In today’s EDC market, there is a big difference between use and commitment. There are companies who are well-known users of EDC in relatively high volume, yet they are uncertain as to their vendor, technology or strategy choices. At the same time, there are companies who are quite vocal, even at the executive level, about their commitment to EDC, but whose volume of EDC use is still very modest. Can a sponsor ever really increase the use of a technology significantly without widespread management commitment? Can commitment lead to widespread use without someone taking on the hard operational job of actually getting the software implemented? Which comes first?

 

And then there is the fundamental question of change itself – why and when do some people change behavior when that choice is new and unproven, and why do some people never change? In clinical research IT, we are grateful to those companies, or individual managers within them, who took on new technologies as an experiment, or as an expression of faith or optimism, or because of unusual in-depth knowledge, or because of a recognition that this was the first step on the right path.

 

Process change in clinical research is plagued, on the other hand, by those for whom no amount of “proof” will make them budge from the way they have always done work.

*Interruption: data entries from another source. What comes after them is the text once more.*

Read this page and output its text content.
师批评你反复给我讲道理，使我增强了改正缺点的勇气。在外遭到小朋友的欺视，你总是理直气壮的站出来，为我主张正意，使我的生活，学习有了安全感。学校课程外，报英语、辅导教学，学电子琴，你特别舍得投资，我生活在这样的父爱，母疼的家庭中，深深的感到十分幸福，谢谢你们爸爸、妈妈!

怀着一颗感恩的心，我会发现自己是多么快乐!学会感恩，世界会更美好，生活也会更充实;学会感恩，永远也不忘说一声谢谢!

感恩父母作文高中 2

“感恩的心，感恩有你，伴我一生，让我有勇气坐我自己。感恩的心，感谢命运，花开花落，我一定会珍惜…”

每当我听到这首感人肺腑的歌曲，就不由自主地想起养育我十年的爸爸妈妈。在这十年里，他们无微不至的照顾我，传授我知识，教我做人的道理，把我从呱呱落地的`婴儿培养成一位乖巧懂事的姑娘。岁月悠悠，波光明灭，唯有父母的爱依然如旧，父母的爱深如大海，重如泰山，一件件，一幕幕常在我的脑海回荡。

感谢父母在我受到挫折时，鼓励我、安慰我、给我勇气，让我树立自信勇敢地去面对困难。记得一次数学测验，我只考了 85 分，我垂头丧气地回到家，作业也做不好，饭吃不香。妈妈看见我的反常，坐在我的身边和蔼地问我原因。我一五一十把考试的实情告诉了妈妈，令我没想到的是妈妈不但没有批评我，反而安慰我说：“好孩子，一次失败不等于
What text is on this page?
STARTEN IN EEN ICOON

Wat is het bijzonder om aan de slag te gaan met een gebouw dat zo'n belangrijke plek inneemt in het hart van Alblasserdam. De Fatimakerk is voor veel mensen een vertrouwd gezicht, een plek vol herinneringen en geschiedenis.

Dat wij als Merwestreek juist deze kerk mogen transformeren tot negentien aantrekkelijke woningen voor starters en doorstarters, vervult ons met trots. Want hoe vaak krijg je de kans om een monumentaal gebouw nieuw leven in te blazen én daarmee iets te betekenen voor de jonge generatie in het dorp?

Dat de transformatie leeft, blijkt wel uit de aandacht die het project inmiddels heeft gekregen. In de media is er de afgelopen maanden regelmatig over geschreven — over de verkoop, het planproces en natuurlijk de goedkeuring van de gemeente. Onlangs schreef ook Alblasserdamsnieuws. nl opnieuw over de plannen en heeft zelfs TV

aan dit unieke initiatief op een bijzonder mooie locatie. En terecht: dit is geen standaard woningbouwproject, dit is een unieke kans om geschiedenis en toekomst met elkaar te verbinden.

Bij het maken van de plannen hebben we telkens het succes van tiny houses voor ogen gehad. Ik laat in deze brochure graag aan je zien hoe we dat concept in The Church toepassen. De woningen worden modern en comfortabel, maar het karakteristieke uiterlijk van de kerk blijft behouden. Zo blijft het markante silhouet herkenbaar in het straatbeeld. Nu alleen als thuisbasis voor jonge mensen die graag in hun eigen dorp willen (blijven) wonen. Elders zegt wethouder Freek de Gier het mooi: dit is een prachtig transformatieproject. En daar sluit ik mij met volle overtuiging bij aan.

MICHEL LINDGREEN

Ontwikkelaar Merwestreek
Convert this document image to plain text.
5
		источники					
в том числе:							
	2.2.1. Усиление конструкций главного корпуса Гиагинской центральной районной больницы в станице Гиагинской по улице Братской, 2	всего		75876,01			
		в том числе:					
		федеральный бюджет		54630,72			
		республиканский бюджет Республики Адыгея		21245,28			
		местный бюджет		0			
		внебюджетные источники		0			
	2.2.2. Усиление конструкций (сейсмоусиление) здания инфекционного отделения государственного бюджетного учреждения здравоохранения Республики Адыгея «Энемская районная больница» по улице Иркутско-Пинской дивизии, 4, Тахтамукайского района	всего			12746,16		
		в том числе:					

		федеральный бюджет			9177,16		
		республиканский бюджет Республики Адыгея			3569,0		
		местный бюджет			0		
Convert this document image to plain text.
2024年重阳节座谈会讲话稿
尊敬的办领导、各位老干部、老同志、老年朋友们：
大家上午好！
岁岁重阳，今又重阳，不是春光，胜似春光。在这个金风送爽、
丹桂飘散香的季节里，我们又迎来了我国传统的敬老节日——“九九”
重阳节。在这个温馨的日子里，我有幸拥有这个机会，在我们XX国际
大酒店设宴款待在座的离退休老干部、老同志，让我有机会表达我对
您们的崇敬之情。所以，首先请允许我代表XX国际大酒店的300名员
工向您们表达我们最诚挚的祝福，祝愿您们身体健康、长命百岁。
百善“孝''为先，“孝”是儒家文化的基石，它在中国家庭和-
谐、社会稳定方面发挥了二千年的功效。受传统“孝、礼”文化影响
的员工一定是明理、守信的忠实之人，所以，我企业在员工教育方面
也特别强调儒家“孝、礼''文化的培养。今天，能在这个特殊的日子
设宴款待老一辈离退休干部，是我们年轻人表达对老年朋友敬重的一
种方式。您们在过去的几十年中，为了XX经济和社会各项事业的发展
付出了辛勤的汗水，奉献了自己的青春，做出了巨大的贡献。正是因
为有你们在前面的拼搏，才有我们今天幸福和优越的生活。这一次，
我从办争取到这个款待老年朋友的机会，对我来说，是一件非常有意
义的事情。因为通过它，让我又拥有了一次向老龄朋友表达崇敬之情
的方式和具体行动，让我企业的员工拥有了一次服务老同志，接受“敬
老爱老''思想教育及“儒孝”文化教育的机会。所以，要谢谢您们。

How will the uptake of newer information technologies accelerate if too many companies wait for the proof of success? As we often say to clients, if you wait until someone else proves to you that new technology works, you’re already too far behind: not only has your competitor used the new technology successfully, they have started to learn how to use a new process successfully – a skill every company desperately needs to stay competitive in an increasingly difficult business climate.A recent survey we conducted among top 10 pharma in regards to the adoption of EDC bore out these chicken-and-egg conundrums. Here were ten companies all of similar size, in the same business, doing clinical trials according to the same regulations, in many of the same therapeutic areas and following the same basic principles of clinical research. And yet we found companies who have used some sort of EDC for years and some who still haven’t (and are proud of it). We found companies who have used many vendors and technologies but do not seem to be making progress in committing to EDC as a clinical research pillar. We found other companies whose executives have apparently set very aggressive goals for EDC penetration in total trials over the next 3-5 years, and yet these companies have barely begun the process of learning about EDC and its impact on the trials process.

 

The companies who refuse to change, or still want to wait before using innovative clinical research IT in the year 2002, strike us as those who are contemplating neither the chicken nor the egg, but rather are just plain chicken. We worry more about those companies with lots of commitment and not much use. Unless these companies get started with these new technologies, in an appropriately organized and well-planned implementation process, their executives will be sorely disappointed. Will these companies then conclude it was the technology’s problem all along, or will they recognize the failure of their implementation planning? On this answer hinges the acceleration of efficient clinical research. It never really matters whether it is the chicken or the egg; it’s the growth of the flock that counts.